Corporate social responsibility (CSR) has become one of the standard business practices of our time. For companies, the overall aim is to achieve a positive impact on society as a whole while maximising the creation of shared value for the owners of the business, its employees, shareholders and stakeholders. Consequently, there has also been an increase in the number of social reporting requirements driven by regulatory bodies and stock exchanges around the world that have played a key role in advancing the field of corporate social reporting. The present study contributes to this field and by adopting Delphi method and identifying the dimensions, components and indicators of social responsibility disclosure, a framework for assessing CSR disclosure incorporating 3 dimensions, 22 components and 68 indicators was designed. Then, these dimensions, components and indicators were ranked by using expert’s views and the results show that the ratios of environmental, social and economic dimensions are 0.55, 0.35 and 0.1, respectively.
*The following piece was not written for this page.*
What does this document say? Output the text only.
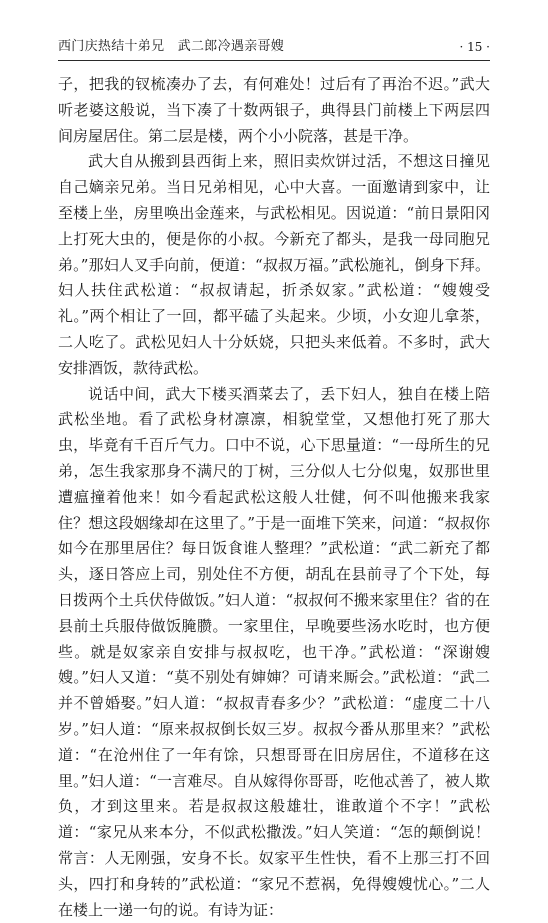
西门庆热结十弟兄　武二郎冷遇亲哥嫂	· 15 ·

子，把我的钗梳凑办了去，有何难处！过后有了再治不迟。”武大听老婆这般说，当下凑了十数两银子，典得县门前楼上下两层四间房屋居住。第二层是楼，两个小小院落，甚是干净。

武大自从搬到县西街上来，照旧卖炊饼过活，不想这日撞见自己嫡亲兄弟。当日兄弟相见，心中大喜。一面邀请到家中，让至楼上坐，房里唤出金莲来，与武松相见。因说道：“前日景阳冈上打死大虫的，便是你的小叔。今新充了都头，是我一母同胞兄弟。”那妇人叉手向前，便道：“叔叔万福。”武松施礼，倒身下拜。妇人扶住武松道：“叔叔请起，折杀奴家。”武松道：“嫂嫂受礼。”两个相让了一回，都平磕了头起来。少顷，小女迎儿拿茶，二人吃了。武松见妇人十分妖娆，只把头来低着。不多时，武大安排酒饭，款待武松。

说话中间，武大下楼买酒菜去了，丢下妇人，独自在楼上陪武松坐地。看了武松身材凛凛，相貌堂堂，又想他打死了那大虫，毕竟有千百斤气力。口中不说，心下思量道：“一母所生的兄弟，怎生我家那身不满尺的丁树，三分似人七分似鬼，奴那世里遭瘟撞着他来！如今看起武松这般人壮健，何不叫他搬来我家住？想这段姻缘却在这里了。”于是一面堆下笑来，问道：“叔叔你如今在那里居住？每日饭食谁人整理？”武松道：“武二新充了都头，逐日答应上司，别处住不方便，胡乱在县前寻了个下处，每日拨两个土兵伏侍做饭。”妇人道：“叔叔何不搬来家里住？省的在县前土兵服侍做饭腌臜。一家里住，早晚要些汤水吃时，也方便些。就是奴家亲自安排与叔叔吃，也干净。”武松道：“深谢嫂嫂。”妇人又道：“莫不别处有婶婶？可请来厮会。”武松道：“武二并不曾婚娶。”妇人道：“叔叔青春多少？”武松道：“虚度二十八岁。”妇人道：“原来叔叔倒长奴三岁。叔叔今番从那里来？”武松道：“在沧州住了一年有馀，只想哥哥在旧房居住，不道移在这里。”妇人道：“一言难尽。自从嫁得你哥哥，吃他忒善了，被人欺负，才到这里来。若是叔叔这般雄壮，谁敢道个不字！”武松道：“家兄从来本分，不似武松撒泼。”妇人笑道：“怎的颠倒说！常言：人无刚强，安身不长。奴家平生性快，看不上那三打不回头，四打和身转的”武松道：“家兄不惹祸，免得嫂嫂忧心。”二人在楼上一递一句的说。有诗为证：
Among the indicators, the measures taken to reduce greenhouse gas emissions, its technologies, and greenhouse gas elimination criteria with the ratio of 0.06 were considered as the most important indicator. Also, the review of CSR disclosure reports of 330 companies for year 1396 indicates that only 9 out of 68 indicators were disclosed by each of the companies on average, and in the total sample, the highest number of disclosures is related to economic indicators with 1632 cases followed by social indicators with 1490 cases and environmental indicators with only 360 cases, which represent 27.5%, 11.5%, and 7% of the disclosure cases, respectively. Meanwhile, the study shows that 85 of the 330 companies did not disclose any of the environmental indicators, which indicates that some companies still do not pay adequate attention to the most important aspect of social responsibility disclosure.